El problema para vender el libro de Krugman es que este habla de prosperidad, pero diferente a la prosperidad personal. Publicado en 1994, es una aguda crítica a las políticas económicas de austeridad de los gobiernos conservadores de los Estados Unidos de los ochenta y noventa. Esas políticas fueron vendidas en su momento como la gran panacea para alcanzar la prosperidad social. Pero basta revisar los hechos puros y duros para confirmar que los resultados de estas políticas distaron mucho de lograr lo que preconizaban, de alcanzar las promesas que los líderes políticos vendieron con ellas.

La búsqueda de la prosperidad personal responde frecuentemente al hecho de que la gente siente una fuerte necesidad y motivación por ideas, teorías, prácticas, que le permitan acceder a esta. Mucha gente está dispuesta a comprar estas ideas y prácticas; si además se las dan tipo pastillita de tragarse, pues mucho mejor. Dado que hay una alta demanda para esto, aparece la oferta respectiva. Son legión los escritores, coaches, predicadores, que te dirán como alcanzar la felicidad o la prosperidad, en lo posible sin mucho esfuerzo de tu parte. Dirigen muy bien sus baterías hacia fórmulas simples, utilizan atajos mentales que no suponen mucha reflexión al respecto. No me imagino a un coach basando sus recetas de prosperidad en los escritos del filósofo del pesimismo, la angustia y la desesperación Emil Cioran. Su público saldría corriendo casi de inmediato de la sala, porque eso no es lo que fueron a escuchar. Y, sin embargo, bien leído, de Cioran se puede aprender tanto del sentido de la vida y hasta de la felicidad como de cualquier otro filósofo antiguo o moderno.
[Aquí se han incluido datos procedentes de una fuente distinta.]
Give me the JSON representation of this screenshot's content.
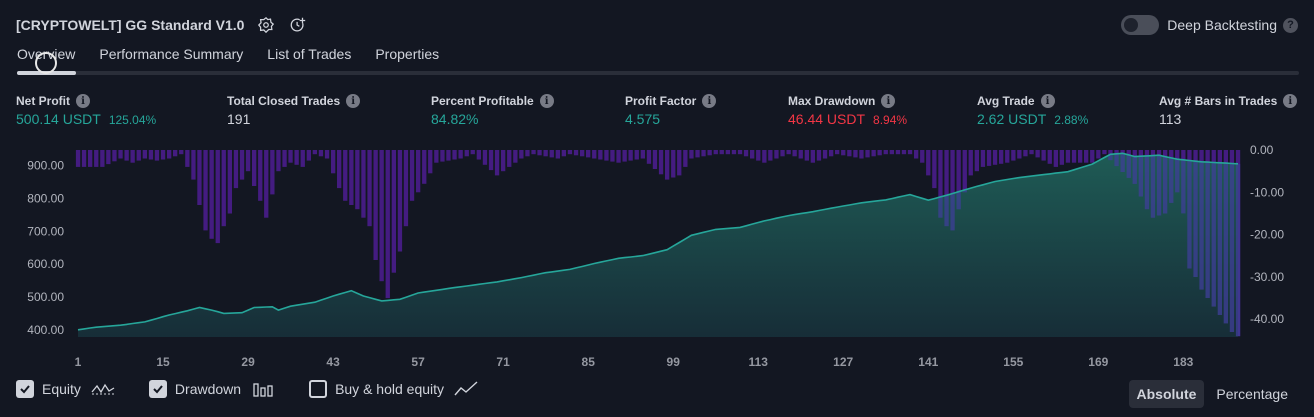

En el caso de las promesas de prosperidad colectiva, muchos líderes políticos, de cualquier ideología, saben bastante del viejo truco de decirle a la gente lo que esta quiere escuchar. Por ello, venden la prosperidad de la nación apelando a promesas que a menudo no difieren en lo fundamental de quienes ofrecen fórmulas “secretas” para alcanzar la prosperidad personal. La lógica de convencer a la gente es muy parecida en ambos casos. No es casualidad que un político que vendió y todavía vende millones de ejemplares de sus libros destinados a enseñarle a la gente a hacer dinero, luego vendió promesas electorales que fueron apoyadas por la mayoría de sus conciudadanos, eligiéndolo presidente de su país.

La lógica del político, especialmente del demagogo, guarda relación con lo que John Maynard Keynes planteó como un interesante dilema de elección. Lo llamó “el concurso de belleza” y consiste en un concurso propuesto por una revista, en el que los lectores han de elegir, con votos, las seis mujeres más bellas cuyas fotografías aparecen en sus páginas. El concurso no lo ganan las mujeres más bellas, sino los lectores que acierten cuáles fueron las seis mujeres más votadas. En estas circunstancias, quien quiera ganar el concurso no votará por las mujeres que le parecen más bellas, antes más bien debe pensar en cuáles mujeres serán las más votadas por los demás concursantes y tener en cuenta que ellos pensarán exactamente igual que él. Su posibilidad de ganar está supeditada a su capacidad de predecir cómo votará la mayoría.

En tal sentido, un político en elecciones frecuentemente no ofrece en la palestra pública sus convicciones y valores propios, sino las convicciones y valores que él cree tiene la mayoría y las convicciones y valores cree la mayoría tiene él. Con base en esta argumentación es que diseña y vende sus promesas de prosperidad, defendiéndolas y aupándolas hasta conseguir lo vote la mayoría, ganar las elecciones. Muchos políticos se comportan como si todo el tiempo estuvieran representando la famosa ironía de Groucho Marx respecto a sus principios, que si no le gustan a la gente, eso no tiene importancia, siempre puede cambiarlos. Los demagogos y populistas de todo el mundo saben muy bien cómo jugar este juego, cómo vender una prosperidad que, vistos ciertos resultados electorales, parece es la que quiere la gente, es la que se merece.